Но не таков был барон фон Мюллер, чтоб отступать, тем более что он уже окончательно убедил себя: Альфред будет ему идеальным помощником. Мюллер не стал отговаривать Альфреда бросить архитектуру — эту прекрасную и всеми уважаемую специальность. Но разве архитектору не интересно совершить путешествие в Африку, а заодно посетить и Грецию (посещение этой страны — в плане экспедиции) с ее замечательными архитектурными памятниками? Невозможно спорить, что это интересно всякому, а архитектору особенно. Нельзя не согласиться и с тем, что такое путешествие требует больших затрат. И неизвестно, сможет ли когда-нибудь архитектор Брем позволить себе подобную поездку. А сейчас все расходы барон берет на себя.

Мюллер говорил долго. Он говорил и о том, как путешествие расширит кругозор молодого человека, как оно может повлиять на всю его дальнейшую жизнь: ведь очень возможно, что именно в экспедиции Альфред поймет, что не искусство, а наука — его истинное призвание. И наконец, если это окажется не так, через год, вернувшись из Африки, Альфред снова сможет приступить к занятиям в Институте искусств. В конце концов, в его возрасте один год не имеет значения.
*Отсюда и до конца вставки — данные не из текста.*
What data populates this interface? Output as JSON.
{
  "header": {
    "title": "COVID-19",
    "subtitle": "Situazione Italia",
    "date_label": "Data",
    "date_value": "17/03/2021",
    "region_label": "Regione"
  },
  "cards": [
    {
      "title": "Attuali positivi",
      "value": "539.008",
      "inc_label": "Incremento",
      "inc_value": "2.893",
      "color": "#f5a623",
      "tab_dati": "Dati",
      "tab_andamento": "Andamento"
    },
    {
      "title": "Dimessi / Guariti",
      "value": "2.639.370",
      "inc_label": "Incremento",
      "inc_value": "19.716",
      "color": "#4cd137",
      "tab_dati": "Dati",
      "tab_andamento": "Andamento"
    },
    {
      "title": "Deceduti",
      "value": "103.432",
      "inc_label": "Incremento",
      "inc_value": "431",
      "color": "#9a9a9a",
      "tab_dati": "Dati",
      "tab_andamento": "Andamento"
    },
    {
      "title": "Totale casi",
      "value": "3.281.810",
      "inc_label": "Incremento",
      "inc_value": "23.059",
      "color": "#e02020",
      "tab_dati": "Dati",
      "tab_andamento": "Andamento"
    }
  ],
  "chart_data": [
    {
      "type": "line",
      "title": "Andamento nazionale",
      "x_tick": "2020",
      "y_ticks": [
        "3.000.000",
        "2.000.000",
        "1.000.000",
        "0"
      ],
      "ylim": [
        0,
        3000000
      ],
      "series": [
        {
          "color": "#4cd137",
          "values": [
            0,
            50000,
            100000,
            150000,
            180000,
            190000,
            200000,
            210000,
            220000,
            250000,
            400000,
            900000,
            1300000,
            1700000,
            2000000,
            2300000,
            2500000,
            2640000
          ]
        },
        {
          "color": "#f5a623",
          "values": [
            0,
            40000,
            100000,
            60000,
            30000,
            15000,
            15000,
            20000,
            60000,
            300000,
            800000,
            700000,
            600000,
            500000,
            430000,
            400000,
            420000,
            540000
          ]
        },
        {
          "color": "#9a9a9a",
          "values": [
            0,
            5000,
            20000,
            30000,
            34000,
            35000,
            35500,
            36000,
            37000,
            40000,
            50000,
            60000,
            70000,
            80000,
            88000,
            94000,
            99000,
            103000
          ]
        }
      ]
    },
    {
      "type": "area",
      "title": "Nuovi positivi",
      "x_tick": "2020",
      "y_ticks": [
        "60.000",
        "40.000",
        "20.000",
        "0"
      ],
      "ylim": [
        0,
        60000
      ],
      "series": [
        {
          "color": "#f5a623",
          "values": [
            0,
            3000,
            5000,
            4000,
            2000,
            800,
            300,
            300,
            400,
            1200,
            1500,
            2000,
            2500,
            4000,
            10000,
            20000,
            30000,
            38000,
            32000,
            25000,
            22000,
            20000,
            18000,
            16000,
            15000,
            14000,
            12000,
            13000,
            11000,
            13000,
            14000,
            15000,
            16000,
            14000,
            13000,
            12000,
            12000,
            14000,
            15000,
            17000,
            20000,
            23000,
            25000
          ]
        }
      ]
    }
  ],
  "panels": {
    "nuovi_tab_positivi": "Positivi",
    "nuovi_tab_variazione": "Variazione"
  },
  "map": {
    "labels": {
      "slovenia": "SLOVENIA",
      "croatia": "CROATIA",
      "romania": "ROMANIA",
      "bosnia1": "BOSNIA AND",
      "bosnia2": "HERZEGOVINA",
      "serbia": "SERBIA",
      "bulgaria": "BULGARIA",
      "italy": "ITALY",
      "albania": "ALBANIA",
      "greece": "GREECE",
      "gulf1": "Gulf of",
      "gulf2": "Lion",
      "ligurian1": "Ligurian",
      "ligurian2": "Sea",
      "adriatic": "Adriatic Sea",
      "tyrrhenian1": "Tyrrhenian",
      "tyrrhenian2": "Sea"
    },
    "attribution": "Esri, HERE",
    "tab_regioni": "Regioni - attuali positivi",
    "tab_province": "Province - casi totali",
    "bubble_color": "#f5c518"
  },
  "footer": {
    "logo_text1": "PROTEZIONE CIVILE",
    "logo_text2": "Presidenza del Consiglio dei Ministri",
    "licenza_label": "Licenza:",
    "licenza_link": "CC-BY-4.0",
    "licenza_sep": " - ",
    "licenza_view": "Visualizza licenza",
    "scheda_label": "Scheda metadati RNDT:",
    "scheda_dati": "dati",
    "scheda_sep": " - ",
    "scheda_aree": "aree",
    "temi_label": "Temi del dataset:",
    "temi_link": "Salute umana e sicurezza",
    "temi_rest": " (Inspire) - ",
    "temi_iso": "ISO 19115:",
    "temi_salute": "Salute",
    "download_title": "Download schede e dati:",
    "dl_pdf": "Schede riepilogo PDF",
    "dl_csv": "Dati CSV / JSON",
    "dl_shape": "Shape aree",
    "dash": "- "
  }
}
Так говорил барон, и трудно было с ним не согласиться. Но пастор Брем молчал. И это молчание обнадежило барона. Действительно, если бы отец Альфреда был против его поездки, если бы считал неразумным бросать учебу, он мог бы давно прервать Мюллера, сославшись хотя бы на то, что их ждут за столом, а затем своей родительской властью запретить Альфреду и думать о поездке в Африку.

И барон продолжал говорить, рисуя заманчивые картины, строя грандиозные планы их поездки, обещая сделать все, чтоб ни Альфред, ни его родители не жалели, если молодой Брем примет это предложение.

Пастор сидел молча в своем кресле, и на его лице нельзя было прочитать ничего. Зато на лице Альфреда было написано все, о чем он думал, все, что чувствовал и переживал в эти минуты.

Конечно, он готов принять предложение барона, принять сейчас же, немедленно. Думал ли он в эти минуты об архитектуре, о том, что готов бросить ее? Наверное, нет, не думал, так же как в эти минуты, видимо, не думал, что готов стать зоологом. Возможно, он был согласен с бароном: путешествие в неизведанные страны, даже если на время придется забыть об искусстве, вовсе не означает, что он откажется от него совсем. К архитектуре можно вернуться и позже, а такого случая поехать в Африку может больше не представиться никогда!